What might have happened next is a mystery. The samples were destroyed under an internationally approved policy developed over 30 years ago, barring research on human embryos outside the womb past 14 days. But in a commentary published alongside the studies, three supporters of human development research are urging scientists, ethicists, and policymakers alike to consider revisiting the limit and to reevaluate what it means. "The 14-day rule has been effective for permitting embryo research within strict constraints — partly because it has been technologically challenging to break it," write Insoo Hyun, bioethics professor at Case Western Reserve University School of Medicine; Amy Wilkerson, associate vice-president of research support at Rockefeller University; and Josephine Johnston of the bioethics-focused Hastings Center.
The 14-day rule is a long-standing compromise that’s been debated for the past few decades. Even recently, UK biologist Azim Surani also called for loosening the 14-day restriction. The idea is to place some moral limits on creating and destroying human embryos, while still letting scientists work with embryos in fields like in vitro fertilization and stem cell development, both of which can provide major benefits to fully-grown humans. Proposed in 1979 by the US Department of Health Education and Welfare’s Ethics Advisory Board, the rule gained acceptance through the 1980s and 1990s. Today, it’s law in a dozen countries. In many more, including the US, it’s an accepted scientific guideline. (The United States also places strict limits on government funding for any human embryo research.)
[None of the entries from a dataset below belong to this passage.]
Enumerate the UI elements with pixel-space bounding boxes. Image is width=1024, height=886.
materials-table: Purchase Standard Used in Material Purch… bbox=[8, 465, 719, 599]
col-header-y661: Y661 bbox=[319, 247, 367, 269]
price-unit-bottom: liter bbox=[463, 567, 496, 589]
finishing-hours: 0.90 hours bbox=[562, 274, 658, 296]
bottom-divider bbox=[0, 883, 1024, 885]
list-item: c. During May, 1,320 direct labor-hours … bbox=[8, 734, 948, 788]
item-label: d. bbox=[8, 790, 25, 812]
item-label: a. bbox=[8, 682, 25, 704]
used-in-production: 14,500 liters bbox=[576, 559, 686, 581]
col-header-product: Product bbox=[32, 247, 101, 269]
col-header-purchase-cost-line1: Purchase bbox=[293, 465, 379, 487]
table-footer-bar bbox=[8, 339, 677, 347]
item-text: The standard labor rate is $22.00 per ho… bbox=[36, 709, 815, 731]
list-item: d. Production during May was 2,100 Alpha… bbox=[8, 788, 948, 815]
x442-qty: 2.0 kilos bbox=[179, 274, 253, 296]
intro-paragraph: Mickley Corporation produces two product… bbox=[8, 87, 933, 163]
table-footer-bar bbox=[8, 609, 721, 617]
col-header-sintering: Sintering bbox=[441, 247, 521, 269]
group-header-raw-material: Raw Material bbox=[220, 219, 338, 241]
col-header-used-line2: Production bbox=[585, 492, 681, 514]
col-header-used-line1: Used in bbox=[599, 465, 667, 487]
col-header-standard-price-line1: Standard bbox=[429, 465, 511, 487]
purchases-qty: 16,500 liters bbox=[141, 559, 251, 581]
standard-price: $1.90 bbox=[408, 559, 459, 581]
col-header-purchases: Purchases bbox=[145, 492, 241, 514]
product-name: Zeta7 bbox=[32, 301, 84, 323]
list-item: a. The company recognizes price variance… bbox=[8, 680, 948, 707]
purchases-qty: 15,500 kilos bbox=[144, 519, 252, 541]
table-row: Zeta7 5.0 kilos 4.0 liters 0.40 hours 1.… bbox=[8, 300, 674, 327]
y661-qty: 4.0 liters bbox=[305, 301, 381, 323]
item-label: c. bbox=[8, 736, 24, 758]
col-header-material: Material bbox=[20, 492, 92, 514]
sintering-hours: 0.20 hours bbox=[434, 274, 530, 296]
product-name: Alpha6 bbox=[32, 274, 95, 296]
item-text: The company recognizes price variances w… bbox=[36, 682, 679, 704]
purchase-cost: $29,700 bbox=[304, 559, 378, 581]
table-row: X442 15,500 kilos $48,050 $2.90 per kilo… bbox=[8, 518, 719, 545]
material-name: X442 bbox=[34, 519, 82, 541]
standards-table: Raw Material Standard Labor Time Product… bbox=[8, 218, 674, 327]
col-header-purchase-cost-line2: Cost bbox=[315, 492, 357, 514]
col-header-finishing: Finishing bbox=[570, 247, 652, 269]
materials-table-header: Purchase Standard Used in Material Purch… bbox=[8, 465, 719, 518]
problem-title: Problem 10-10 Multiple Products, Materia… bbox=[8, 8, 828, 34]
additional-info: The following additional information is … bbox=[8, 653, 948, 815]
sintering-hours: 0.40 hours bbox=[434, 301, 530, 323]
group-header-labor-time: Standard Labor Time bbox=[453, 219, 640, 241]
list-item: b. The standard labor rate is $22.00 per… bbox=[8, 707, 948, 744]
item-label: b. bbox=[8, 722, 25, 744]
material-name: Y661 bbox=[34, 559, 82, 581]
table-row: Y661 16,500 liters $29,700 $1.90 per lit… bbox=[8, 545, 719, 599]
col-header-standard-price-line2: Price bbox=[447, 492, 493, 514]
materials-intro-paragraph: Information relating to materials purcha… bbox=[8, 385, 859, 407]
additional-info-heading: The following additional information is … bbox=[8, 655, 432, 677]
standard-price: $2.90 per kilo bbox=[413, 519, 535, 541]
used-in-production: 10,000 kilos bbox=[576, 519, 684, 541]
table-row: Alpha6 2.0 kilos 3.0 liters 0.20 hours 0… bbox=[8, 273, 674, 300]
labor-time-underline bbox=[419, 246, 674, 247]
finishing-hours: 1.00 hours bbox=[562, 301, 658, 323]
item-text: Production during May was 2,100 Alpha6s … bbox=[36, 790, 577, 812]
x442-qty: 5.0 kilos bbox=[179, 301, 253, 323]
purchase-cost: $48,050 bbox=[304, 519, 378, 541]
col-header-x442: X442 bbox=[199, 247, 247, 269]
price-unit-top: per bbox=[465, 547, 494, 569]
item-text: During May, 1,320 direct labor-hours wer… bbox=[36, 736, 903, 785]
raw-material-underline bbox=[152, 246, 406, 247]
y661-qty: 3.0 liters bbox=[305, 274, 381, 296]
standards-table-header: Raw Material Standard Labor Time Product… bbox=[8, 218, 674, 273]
There's no 'bright line' for human life
The 14-day benchmark was proposed because, after about two weeks, human embryos begin to form the so-called primitive streak, a band of cells that work as a centerpoint for the embryos to start developing a symmetrical human body. To supporters of the rule, this means philosophically that the embryo is on its way to becoming one distinct person, no longer holding the possibility of splitting and becoming twins. Under the US National Academy of Sciences guidelines, for example, embryos can be raised outside the human body until either 14 days have passed or the primitive streak has begun to appear, whichever comes first.
But Insoo and his co-authors say the primitive streak is one of many possible limits, not a "bright line" where human life begins. The Catholic Church, for example, opposes both creating embryos through in vitro fertilization and destroying them in any state. On the other hand, it’s far earlier than most abortion laws set the limit — usually a matter of months.
Today’s commentary doesn’t weigh in on what a new rule might look like, and the authors admit the possibility of a backlash. Policymakers and the public could see the change as redrawing moral boundaries "when the limits become inconvenient for science," the authors warn, raising skepticism of any embryonic research. In order to prevent this, Insoo and his co-authors are pushing researchers and advisory boards to proactively talk about the importance of human embryo research, and to involve as many people as possible in reworking the rules. "Any decisions to revisit the 14-day rule should involve a wide swath of stakeholders, not a single entity," Insoo told The Verge. "The time limit for embryo research should be drawn where it will best promote valuable science while respecting as many different moral views as possible."